Settings

Settings management is handled via pydantic-settings, so either env vars with JUDITHA_ prefix or a local .env file works.

Storage and query

`JUDITHA_URI`


Field	`uri`
Type	`str`
Default	`juditha.db`
Read at	every `get_store()` call (resolved at call time)
Rebuild needed	n/a (it selects which store to open)

Path to the store directory. Holds the LevelDB aggregator (names.db/), the tantivy index (tantivy.db/), and the Aho-Corasick patterns file (automaton.txt). Supports any anystore-resolvable path: local filesystem, S3, ...

`JUDITHA_FUZZY_THRESHOLD`


Field	`fuzzy_threshold`
Type	`float`
Default	`0.97`
Read at	every `Store.search` / `lookup()` call
Rebuild needed	no

Jaro similarity threshold for lookup / Store.search. Hits below this score are dropped. Lower for noisier inputs (OCR, NER spans with edit-distance corruption); raise to demand near-exact matches.

`JUDITHA_LIMIT`


Field	`limit`
Type	`int`
Default	`10`
Read at	every `Store.search` / `lookup()` call
Rebuild needed	no

Maximum candidate hits tantivy returns per search before the Jaro / rapidfuzz rerank stage. Raise if the rerank often drops the only correct candidate because it ranked outside the top-10 by BM25.

`JUDITHA_MIN_LENGTH`


Field	`min_length`
Type	`int`
Default	`4`
Read at	every `Store.search` / `lookup()` call
Rebuild needed	no

Minimum length of the normalized query. Queries that normalize to fewer than this many characters return None without touching tantivy.

Index-time tuning

`JUDITHA_MIN_TOKEN_LENGTH`


Field	`min_token_length`
Type	`int`
Default	`4`
Read at	build time (`Store.build`, `AhoExtractor.add_doc`) and query time (percolator blocking)
Rebuild needed	yes (`juditha build`)

Per-token length floor shared by:

The percolator's blocking set ({f for f in text_forms if len(f) >= min_token_length})
The tokens field on the names index (populated at index time with the same floor)
The Aho-Corasick extractor's pattern-length filter, derived as min_token_length × MIN_TOKEN_COUNT (default 4 × 2 = 8 total normalized chars)

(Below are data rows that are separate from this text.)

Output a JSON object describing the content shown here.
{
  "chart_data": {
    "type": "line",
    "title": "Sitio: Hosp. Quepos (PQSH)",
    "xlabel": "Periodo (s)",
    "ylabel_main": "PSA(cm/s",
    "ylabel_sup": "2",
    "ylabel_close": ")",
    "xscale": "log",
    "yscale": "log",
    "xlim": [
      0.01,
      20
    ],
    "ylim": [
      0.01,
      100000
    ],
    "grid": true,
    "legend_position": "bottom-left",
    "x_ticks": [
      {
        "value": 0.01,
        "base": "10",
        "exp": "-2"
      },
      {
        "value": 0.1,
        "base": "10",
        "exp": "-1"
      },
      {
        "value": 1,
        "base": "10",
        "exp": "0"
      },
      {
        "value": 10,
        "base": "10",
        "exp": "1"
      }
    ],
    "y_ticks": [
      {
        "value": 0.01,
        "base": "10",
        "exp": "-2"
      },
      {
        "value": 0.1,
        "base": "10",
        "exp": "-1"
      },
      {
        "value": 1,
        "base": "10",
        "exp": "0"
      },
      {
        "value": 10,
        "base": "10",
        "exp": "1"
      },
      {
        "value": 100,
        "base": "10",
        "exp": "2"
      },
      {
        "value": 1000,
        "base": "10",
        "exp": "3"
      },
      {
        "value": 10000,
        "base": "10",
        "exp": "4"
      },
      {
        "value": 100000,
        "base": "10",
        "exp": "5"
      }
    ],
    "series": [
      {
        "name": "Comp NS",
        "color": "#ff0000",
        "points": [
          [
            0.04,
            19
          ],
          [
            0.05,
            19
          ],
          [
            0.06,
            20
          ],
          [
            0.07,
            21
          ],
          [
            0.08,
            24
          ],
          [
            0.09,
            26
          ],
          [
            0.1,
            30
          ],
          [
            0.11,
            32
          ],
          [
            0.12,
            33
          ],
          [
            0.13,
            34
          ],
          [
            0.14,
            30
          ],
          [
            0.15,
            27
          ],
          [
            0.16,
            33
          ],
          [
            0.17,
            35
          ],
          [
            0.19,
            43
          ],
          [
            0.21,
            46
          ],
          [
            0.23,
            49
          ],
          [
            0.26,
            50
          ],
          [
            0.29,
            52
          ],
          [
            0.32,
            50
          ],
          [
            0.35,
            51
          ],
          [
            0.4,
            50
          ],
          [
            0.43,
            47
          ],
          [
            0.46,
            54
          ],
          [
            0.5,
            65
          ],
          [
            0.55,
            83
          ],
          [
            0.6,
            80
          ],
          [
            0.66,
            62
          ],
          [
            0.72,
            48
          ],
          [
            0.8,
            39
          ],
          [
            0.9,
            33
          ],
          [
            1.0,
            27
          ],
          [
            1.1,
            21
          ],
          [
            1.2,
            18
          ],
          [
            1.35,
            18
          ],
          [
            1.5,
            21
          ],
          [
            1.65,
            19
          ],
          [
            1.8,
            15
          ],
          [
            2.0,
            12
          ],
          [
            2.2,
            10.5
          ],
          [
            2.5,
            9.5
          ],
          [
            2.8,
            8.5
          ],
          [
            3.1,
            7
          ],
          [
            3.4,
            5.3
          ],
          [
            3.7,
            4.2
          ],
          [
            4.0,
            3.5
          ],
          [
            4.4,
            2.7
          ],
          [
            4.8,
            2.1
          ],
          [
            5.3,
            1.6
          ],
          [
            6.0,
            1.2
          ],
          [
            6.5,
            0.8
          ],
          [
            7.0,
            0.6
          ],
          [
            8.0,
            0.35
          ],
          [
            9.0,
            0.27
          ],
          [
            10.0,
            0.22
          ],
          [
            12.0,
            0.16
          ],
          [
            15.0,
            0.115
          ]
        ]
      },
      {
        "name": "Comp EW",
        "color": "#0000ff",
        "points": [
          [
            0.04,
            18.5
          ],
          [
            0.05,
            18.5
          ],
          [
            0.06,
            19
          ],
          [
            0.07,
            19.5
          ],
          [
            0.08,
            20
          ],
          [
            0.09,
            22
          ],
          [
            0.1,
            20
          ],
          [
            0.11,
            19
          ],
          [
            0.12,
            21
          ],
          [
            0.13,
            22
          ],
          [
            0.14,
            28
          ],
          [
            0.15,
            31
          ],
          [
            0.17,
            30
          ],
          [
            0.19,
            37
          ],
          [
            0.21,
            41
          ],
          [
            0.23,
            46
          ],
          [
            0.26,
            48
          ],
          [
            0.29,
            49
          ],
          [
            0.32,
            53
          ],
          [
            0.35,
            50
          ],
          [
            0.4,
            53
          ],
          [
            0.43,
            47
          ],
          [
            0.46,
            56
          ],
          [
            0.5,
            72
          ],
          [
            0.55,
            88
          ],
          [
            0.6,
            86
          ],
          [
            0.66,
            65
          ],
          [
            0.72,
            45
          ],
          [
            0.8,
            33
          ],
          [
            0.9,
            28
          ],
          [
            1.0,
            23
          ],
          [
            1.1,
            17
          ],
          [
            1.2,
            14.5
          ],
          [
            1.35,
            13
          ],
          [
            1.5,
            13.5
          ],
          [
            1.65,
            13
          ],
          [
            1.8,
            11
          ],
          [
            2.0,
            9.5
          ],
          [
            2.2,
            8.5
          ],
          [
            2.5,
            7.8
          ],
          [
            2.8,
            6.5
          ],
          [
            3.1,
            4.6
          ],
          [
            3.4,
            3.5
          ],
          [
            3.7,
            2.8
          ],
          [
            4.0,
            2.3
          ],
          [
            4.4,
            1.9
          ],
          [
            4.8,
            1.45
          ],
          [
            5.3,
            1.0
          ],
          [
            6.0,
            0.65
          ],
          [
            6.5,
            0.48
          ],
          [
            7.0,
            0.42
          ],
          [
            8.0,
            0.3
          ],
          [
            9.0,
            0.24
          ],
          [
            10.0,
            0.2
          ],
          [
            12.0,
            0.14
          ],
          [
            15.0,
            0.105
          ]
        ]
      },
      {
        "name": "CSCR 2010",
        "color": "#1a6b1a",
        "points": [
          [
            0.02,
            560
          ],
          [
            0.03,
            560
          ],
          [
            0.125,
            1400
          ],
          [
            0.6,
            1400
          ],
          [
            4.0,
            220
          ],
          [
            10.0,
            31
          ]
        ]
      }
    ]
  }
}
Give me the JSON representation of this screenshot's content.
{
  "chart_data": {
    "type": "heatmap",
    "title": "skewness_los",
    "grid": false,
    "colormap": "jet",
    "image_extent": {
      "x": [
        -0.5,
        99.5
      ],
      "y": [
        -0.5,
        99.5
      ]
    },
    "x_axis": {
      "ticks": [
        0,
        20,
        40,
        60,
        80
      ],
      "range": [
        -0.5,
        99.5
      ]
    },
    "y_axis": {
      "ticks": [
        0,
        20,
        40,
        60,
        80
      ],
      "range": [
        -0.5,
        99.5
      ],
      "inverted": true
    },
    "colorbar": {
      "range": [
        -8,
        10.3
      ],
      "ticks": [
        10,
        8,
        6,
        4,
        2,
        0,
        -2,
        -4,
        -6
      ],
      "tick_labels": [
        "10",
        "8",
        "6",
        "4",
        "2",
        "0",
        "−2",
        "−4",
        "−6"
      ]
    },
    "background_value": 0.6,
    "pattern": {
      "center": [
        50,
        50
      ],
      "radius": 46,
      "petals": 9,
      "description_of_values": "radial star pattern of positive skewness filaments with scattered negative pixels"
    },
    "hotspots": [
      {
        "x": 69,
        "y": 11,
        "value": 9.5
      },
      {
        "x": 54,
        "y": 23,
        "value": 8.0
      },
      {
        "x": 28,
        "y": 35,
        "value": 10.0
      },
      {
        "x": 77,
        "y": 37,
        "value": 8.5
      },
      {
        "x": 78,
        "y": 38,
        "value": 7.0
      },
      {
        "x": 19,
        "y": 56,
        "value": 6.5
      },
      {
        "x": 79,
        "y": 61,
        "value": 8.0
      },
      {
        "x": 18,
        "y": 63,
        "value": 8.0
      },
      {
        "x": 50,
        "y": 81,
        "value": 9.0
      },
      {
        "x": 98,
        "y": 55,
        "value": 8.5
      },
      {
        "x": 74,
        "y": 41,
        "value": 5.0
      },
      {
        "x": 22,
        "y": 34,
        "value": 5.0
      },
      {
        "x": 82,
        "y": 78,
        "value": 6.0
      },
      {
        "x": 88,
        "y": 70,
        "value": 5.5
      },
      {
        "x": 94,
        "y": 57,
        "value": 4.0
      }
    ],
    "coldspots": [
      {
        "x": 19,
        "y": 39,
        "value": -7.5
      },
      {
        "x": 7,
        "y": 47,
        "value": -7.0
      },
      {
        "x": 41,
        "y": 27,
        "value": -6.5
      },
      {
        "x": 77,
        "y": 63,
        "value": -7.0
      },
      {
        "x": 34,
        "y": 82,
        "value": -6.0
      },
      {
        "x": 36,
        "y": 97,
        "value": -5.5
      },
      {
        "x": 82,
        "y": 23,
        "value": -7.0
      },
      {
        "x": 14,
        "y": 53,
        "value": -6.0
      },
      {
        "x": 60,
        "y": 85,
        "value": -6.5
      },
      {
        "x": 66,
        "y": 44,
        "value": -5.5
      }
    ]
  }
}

Lower this to admit shorter, stopword-ish tokens. Short-token names like Abu Bakr or XI Jinping then carry richer blocking signatures and survive the BM25 percolate_block_limit cap on large corpora. Cost: index size grows and the blocking-set fan-out increases at query time.

Index-time and query-time use of this setting are coupled: the percolator's blocking set at query time MUST match the floor used when populating the tokens field at index time, otherwise blocking misses real candidates. Always run juditha build after changing this.

Query-time tuning

`JUDITHA_PERCOLATE_BLOCK_LIMIT`


Field	`percolate_block_limit`
Type	`int`
Default	`10_000`
Read at	every `Store.percolate` / `percolate()` call
Rebuild needed	no

Maximum number of candidate Docs the percolator's blocking stage returns. Candidates are BM25-ranked by how many (and how rare) of the input text's tokens they match. Tantivy 0.25 does not expose a minimum_should_match knob, so the only way to ensure low-frequency candidates aren't crowded out at multi-million-cluster scale is to raise this cap.

Setting	When	Cost
`10_000` (default)	Corpora up to ~1 M clusters, latency-sensitive workloads	~1 s on 90 K-token input
`100_000`	Multi-million-cluster corpora where parity with Aho matters	~4 to 5 s on 90 K-token input
`1_000_000`	Investigative / batch jobs where recall trumps latency	linear in candidates surviving blocking

See Benchmark for the cost / recall curve at three corpus sizes.

Debug

`JUDITHA_DEBUG`


Field	`debug`
Type	`bool`
Default	`false`
Read at	CLI startup
Rebuild needed	no

When true, typer renders rich tracebacks on CLI errors. Useful for development.

Module-level constants (not settings)

Some thresholds live as module-level constants in juditha.percolator and juditha.extraction rather than on Settings, either because they're conceptually coupled to a class invariant or because changing them is invasive enough to warrant a code change:

Constant	Module	Value	Purpose
`MIN_TOKEN_COUNT`	`juditha.percolator`, `juditha.extraction`	`2`	Single-token names are always skipped (too noisy as both Aho patterns and phrase-query candidates). Same value, declared in two places to keep modules independent.
`NUM_CPU`	`juditha.store`	`multiprocessing.cpu_count()`	Sizes the tantivy writer's heap × num_threads at build time.